JOHN PORRETTO

The Associated Press

Exxon Mobil Corp. on Thursday reported its lowest profit in nearly six years, a 66 percent plunge from the second quarter a year ago as the world's biggest publicly traded oil company confronted sharply lower crude and gas prices and anemic demand for refined products.

For the king of corporate profit records, it marked the third straight quarter for lower year-over-year earnings, providing a clear picture of how demand for oil and gasoline has evaporated.

Exxon Mobil, based in Irving, Texas, said earnings for the April-June period came to $3.95 billion, or 81 cents a share. That was down from $11.68 billion, or $2.22 a share, a year ago, a record at the time.

Excluding one-time items, net income in the most-recent quarter amounted to $4.09 billion, or 84 cents a share.

The latest result missed the average Wall Street profit forecast by a wide margin. Analysts polled by Thomson Reuters were looking for net income of $1.02 cents a share. Those estimates typically exclude one-time items.

Revenue fell 46 percent to $74.5 billion from $138.1 billion a year ago. Analysts, on average, had forecast revenue of about $71.3 billion, Thomson Reuters said.

The substantial profit falloff was no surprise given the steep drop in oil and natural gas prices from a year ago. Major integrated oil companies ConocoPhillips, BP and Royal Dutch Shell already have reported profit declines ranging from 53 percent to 76 percent for the second quarter.

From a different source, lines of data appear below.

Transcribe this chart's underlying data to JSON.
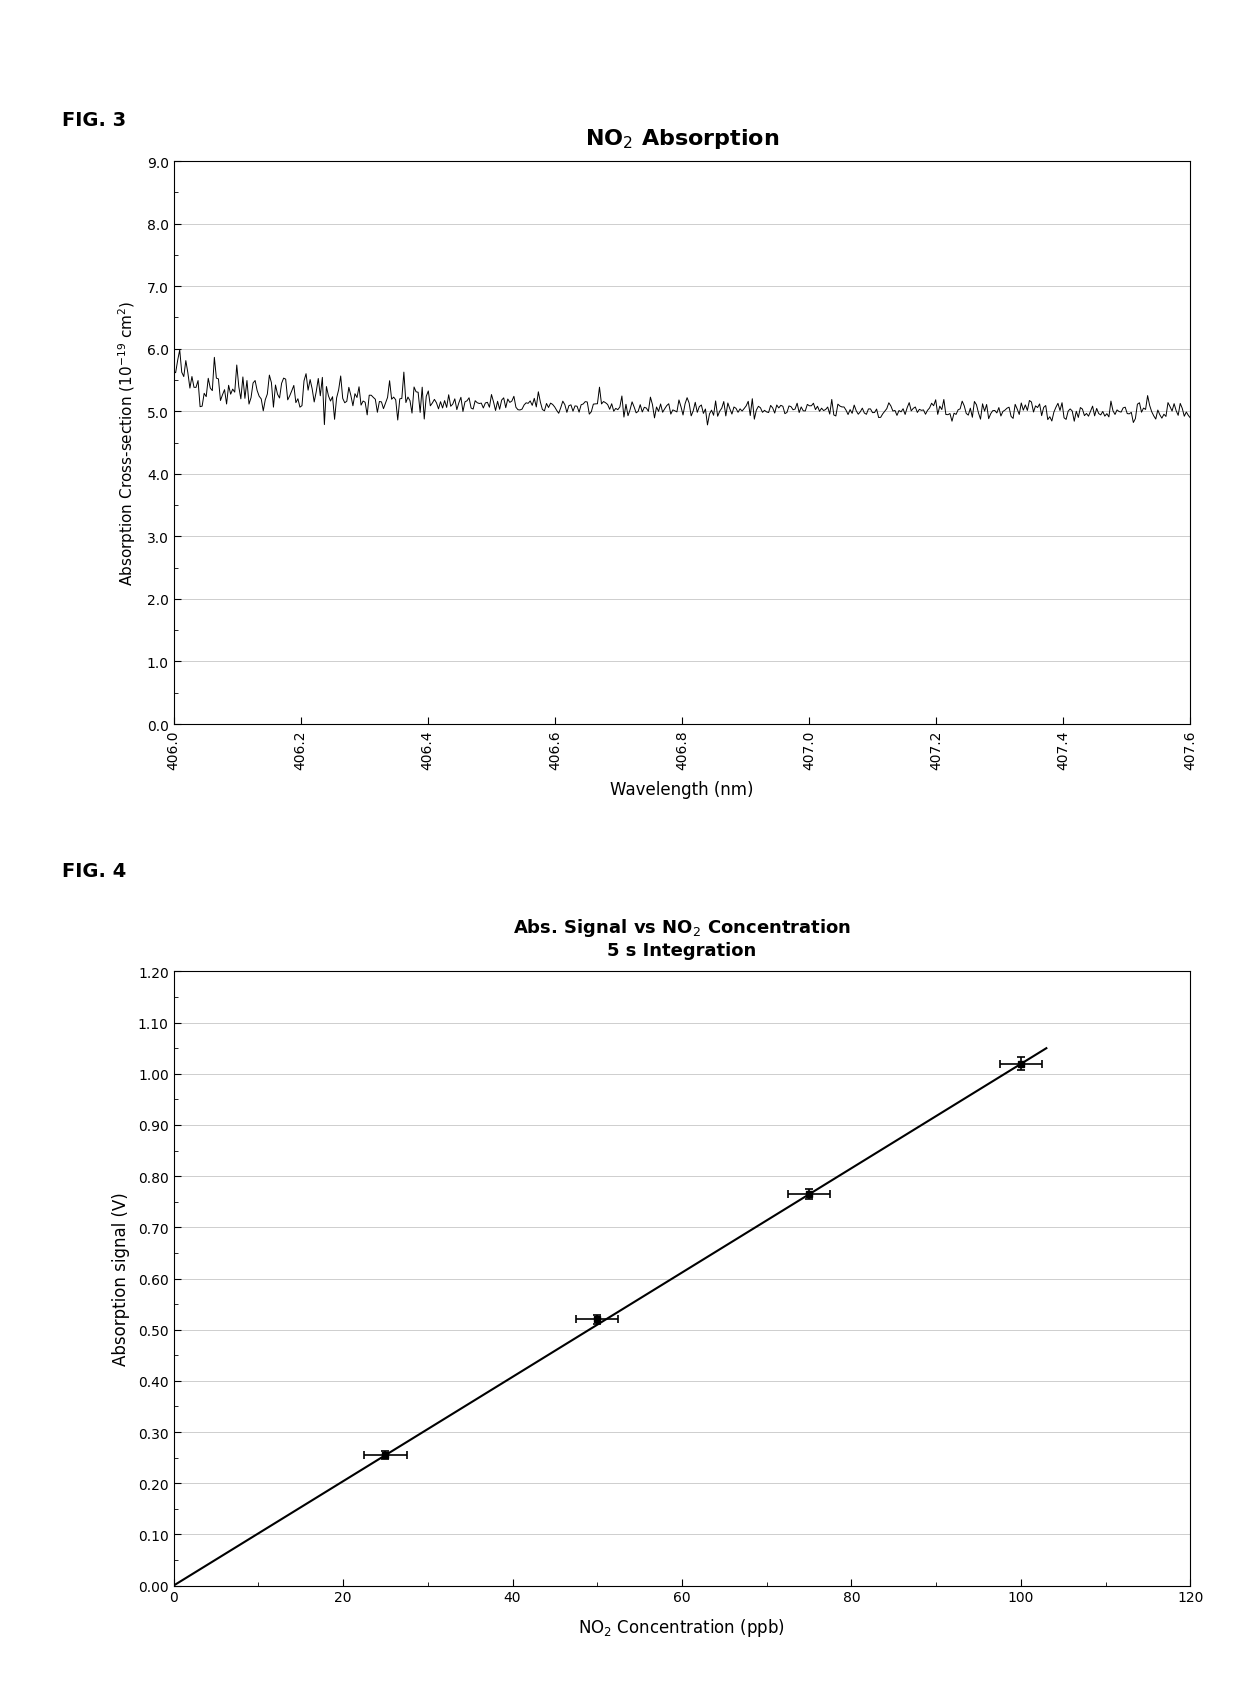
{
  "fig3": {
    "title": "NO$_2$ Absorption",
    "xlabel": "Wavelength (nm)",
    "ylabel": "Absorption Cross-section (10$^{-19}$ cm$^2$)",
    "xlim": [
      406.0,
      407.6
    ],
    "ylim": [
      0.0,
      9.0
    ],
    "yticks": [
      0.0,
      1.0,
      2.0,
      3.0,
      4.0,
      5.0,
      6.0,
      7.0,
      8.0,
      9.0
    ],
    "xtick_vals": [
      406.0,
      406.2,
      406.4,
      406.6,
      406.8,
      407.0,
      407.2,
      407.4,
      407.6
    ],
    "xtick_labels": [
      "406.0",
      "406.2",
      "406.4",
      "406.6",
      "406.8",
      "407.0",
      "407.2",
      "407.4",
      "407.6"
    ],
    "line_color": "#000000",
    "grid_color": "#bbbbbb",
    "fig_label": "FIG. 3"
  },
  "fig4": {
    "title_line1": "Abs. Signal vs NO$_2$ Concentration",
    "title_line2": "5 s Integration",
    "xlabel": "NO$_2$ Concentration (ppb)",
    "ylabel": "Absorption signal (V)",
    "xlim": [
      0,
      120
    ],
    "ylim": [
      0.0,
      1.2
    ],
    "xticks": [
      0,
      20,
      40,
      60,
      80,
      100,
      120
    ],
    "yticks": [
      0.0,
      0.1,
      0.2,
      0.3,
      0.4,
      0.5,
      0.6,
      0.7,
      0.8,
      0.9,
      1.0,
      1.1,
      1.2
    ],
    "data_x": [
      25,
      50,
      75,
      100
    ],
    "data_y": [
      0.255,
      0.52,
      0.765,
      1.02
    ],
    "xerr": [
      2.5,
      2.5,
      2.5,
      2.5
    ],
    "yerr": [
      0.008,
      0.008,
      0.01,
      0.012
    ],
    "fit_x": [
      0,
      103
    ],
    "fit_y": [
      0.0,
      1.05
    ],
    "line_color": "#000000",
    "grid_color": "#bbbbbb",
    "fig_label": "FIG. 4"
  }
}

Yet the size of Exxon's decline is sure to catch investors off guard. It marked the company's lowest quarterly showing since it earned $3.65 billion in the third quarter of 2003.

Company shares fell 78 cents to $70.65.

This time last year crude was in the triple digits after a historic ride to almost $150 a barrel. Prices eventually dipped into the $30s in January but have doubled in recent months amid some signs of recovery from the worst recession in a generation.

Still, the amount of unused oil held in storage right now is enormous.

The government reported Wednesday that another 5 million barrels of oil was added to U.S. stockpiles last week. That's nearly 18 percent greater than the amount of crude in storage at this time last year.

"Global economic conditions continue to impact the energy industry both in the volatility of commodity prices and reduced demand for products," Exxon Mobil Chairman and CEO Rex Tillerson said in a statement.

Oil giants like Exxon Mobil are still notching billions of dollars in profits, but topping last year's mammoth numbers is almost unthinkable unless crude goes on another unprecedented ascent. That's unlikely given the state of the global economy.

Exxon, which replaced Wal-Mart atop the 2009 Fortune 500 list of largest U.S. companies, has made a habit of setting quarterly and annual profit marks in the past few years.

It's a different story these days.

The company, which produces 3 percent of the world's oil, said earnings at its exploration and output, or upstream, business, fell 62 percent to $3.8 billion. The company said lower crude and natural gas prices lowered results by $6.1 billion.

On another dour note, Exxon said production on an oil-equivalent basis fell 3 percent from a year ago. The company generates more than two-thirds of its earnings from oil and gas production.

Like its competitors, Exxon Mobil said it took a beating from lower global refining margins. Earnings from its refining and marketing, or downstream, arm fell 67 percent in the quarter to $512 million as weaker refining margins more than offset stronger marketing margins.

In the U.S., Exxon's downstream segment posted a loss of $15 million. Refiners across the globe have seen downstream earnings crumble because of weak demand for refined products such as gasoline, diesel and jet fuel.

For the first six months of 2009, Exxon Mobil said it earned $8.5 billion, or $1.73 a share, down roughly 62 percent from the $22.6 billion, or $4.24 a share, in made in the first half of 2008. Revenue declined to $138.5 billion from $254.9 billion.